Dean Gardner, 55, a respected box-office treasurer who worked in a variety of Broadway theatres, Sept. 24 after a long battle with colon cancer.
Ned Sherrin, 76, the British performer, director and writer who directed and starred in Side by Side by Sondheim and devised the 1960s satiric TV series "That Was The Week That Was," Oct. 1 of throat cancer in London.
George Grizzard, 79, the actor particularly known for his work in the plays of Edward Albee and who starred as Nick in the original Broadway production of Who's Afraid of Virginia Woolf?, Oct. 2 of complications of lung cancer in Manhattan. Tom Murphy, 39, the Dublin-born actor who won a Tony Award for The Beauty Queen of Leenane, Oct. 6 of lymphatic cancer in Dublin.
Carol Bruce, 87, the actress who starred in several Broadway musicals and the sitcom "WKRP in Cincinnati," Oct. 9 of chronic obstructive pulmonary disease in Woodlands Hill, CA.

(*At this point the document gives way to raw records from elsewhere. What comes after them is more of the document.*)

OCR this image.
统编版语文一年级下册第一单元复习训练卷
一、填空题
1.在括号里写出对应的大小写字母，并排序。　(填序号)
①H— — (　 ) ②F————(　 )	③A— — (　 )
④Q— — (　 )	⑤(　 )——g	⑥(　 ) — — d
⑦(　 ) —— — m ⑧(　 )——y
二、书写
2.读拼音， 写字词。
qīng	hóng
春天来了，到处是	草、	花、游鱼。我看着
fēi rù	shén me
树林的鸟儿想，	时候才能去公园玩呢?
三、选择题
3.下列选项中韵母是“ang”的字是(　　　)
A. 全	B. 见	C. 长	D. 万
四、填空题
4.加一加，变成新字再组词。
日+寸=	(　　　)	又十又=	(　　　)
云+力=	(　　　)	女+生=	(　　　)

Lonny Chapman, 87, the Broadway actor who headed a Los Angeles theatre that bore his name for 34 years, Oct. 12 of heart disease in North Hollywood, CA.
Deborah Kerr, 86, the actress who starred in the film "The King and I" and the original productions of the Broadway plays Tea and Sympathy and Seascape, Oct. 18 of complications from Parkinson's Disease in Suffolk, England.
Allan Stevenson, 89, the actor whose Broadway credits include Do Re Mi, Oct. 24 of a hit-and-run car accident in Manhattan.
Timothy J. Ray, 47, the Broadway theatre publicist, Oct. 25 of kidney failure at the Philip Hulitar Hospice Center in Providence, RI.
Moira Lister, 84, the British actress who appeared in the original production of Noel Coward's comedy Present Laughter, Oct. 27.
Robert Goulet, 73, the suave singer and actor who originated the role of Sir Lancelot in the Broadway musical Camelot, Oct. 30 of pulmonary fibrosis while awaiting a lung transplant, in Los Angeles. Karen Fraction, 49, the performer who danced in the Broadway shows The Tap Dance Kid and the 1991 revival of Oh, Kay!, Oct. 30 of breast cancer.
George W. George, 78, the producer of a string of Broadway productions in the 1960s and '70s including Dylan and Bedroom Farce, Nov. 7.
Timothy M. Fauvell, 50, the Broadway performer who appeared in the 1990s productions of 1776 and State Fair, Nov. 7 of cardiac arrest.
Ira Levin, 78, the playwright and novelist who penned Deathtrap, one of the biggest hits in Broadway history, Nov. 12 of a fatal heart attack in his Manhattan apartment.
Roy A. Hine, 51, the Chicago-area director and designer and artistic director of Wagon Wheel Theatre in Warsaw, IN, Nov. 21 from a heart attack.
Danny Newman, 88, the longtime press agent of Lyric Opera of Chicago who pioneered the idea of subscriptions at non-profit theatres, Dec. 1 of pulmonary fibrosis at his home in Lincolnwood, IL.
Ruth Wallis, 87, the songwriter-musician-singer whose songs inspired a recent musical revue Boobs! The Musical, Dec. 22.
Michael Kidd, 92, the stage and film choreographer and director who won five Tony Awards and an Honorary Academy Award and whose choreography credits include Guys and Dolls on stage and screen, Dec. 23 of cancer at his home in Los Angeles.
Pat Kirkwood, 86, the British stage and screen actress who played lead roles in the West End productions of various prominent shows, Dec. 25 at Kitwood House nursing home in Ilkley, West Yorkshire, UK.